I can kinda feel what you're getting at. The value of currency essentially only comes from a chain of beliefs about the value of the currency. In a world where governments can print currency, the value becomes more and more of an abstraction as compared to any kind of value that is linked directly to a material quantity. This is part of the reason cryptocurrencies were invented, so that there is less government shifting of the ground under people's feet.

At the same time, I often appreciate that the use of things like fixed prices mean that every customer gets the same treatment, regardless of our personal relationship towards the seller. To me, it seems like a fairer world where being friends with the seller, or being a skilled haggler or whatever have no effect on the price, and instead, the price is the price.

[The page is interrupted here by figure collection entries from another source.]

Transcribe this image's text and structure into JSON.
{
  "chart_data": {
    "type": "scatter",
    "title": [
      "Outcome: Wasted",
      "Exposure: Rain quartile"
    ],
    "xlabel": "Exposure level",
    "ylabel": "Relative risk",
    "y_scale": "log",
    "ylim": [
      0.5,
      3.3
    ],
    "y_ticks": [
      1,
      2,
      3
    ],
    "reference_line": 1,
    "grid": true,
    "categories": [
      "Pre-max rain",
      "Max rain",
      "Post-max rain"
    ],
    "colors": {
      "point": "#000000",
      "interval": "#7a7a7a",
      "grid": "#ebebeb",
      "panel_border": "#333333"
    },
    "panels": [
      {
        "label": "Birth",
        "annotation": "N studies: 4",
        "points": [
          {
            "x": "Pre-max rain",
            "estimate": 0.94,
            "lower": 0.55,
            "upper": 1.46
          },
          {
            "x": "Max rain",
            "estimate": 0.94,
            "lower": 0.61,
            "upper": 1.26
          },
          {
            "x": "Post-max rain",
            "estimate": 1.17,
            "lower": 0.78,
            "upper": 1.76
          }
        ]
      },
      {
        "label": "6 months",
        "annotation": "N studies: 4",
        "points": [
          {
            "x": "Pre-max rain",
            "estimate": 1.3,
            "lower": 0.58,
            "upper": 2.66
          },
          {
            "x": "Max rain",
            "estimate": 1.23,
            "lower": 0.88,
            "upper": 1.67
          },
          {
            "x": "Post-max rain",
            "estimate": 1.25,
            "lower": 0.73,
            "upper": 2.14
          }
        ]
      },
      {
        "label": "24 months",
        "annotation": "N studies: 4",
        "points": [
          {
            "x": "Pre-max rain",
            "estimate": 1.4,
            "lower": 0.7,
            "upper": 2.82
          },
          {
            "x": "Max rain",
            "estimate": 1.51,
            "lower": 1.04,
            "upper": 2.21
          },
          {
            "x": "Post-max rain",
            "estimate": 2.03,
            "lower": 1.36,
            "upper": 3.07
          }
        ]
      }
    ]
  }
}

I also feel that it is better when prices are lowered according to need - people without the means to pay receiving cheaper or free medical treatment, for example.

In contrast, on the broader scale of things, the ability to lower prices based on "We like each other." seems much more unfair. After all, someone with a lot of money doesn't need the prices to be lowered.

From another perspective, there is this: The double thank you of capitalism.

When you take market prices as given it's loading a lot of is-ought bridges that you haven't had the chance to reflect on. The financial world contains more orders of magnitude than our intuitive circuitry can handle. Collapsing the value landscape to a single dimension also lets moloch in the back door.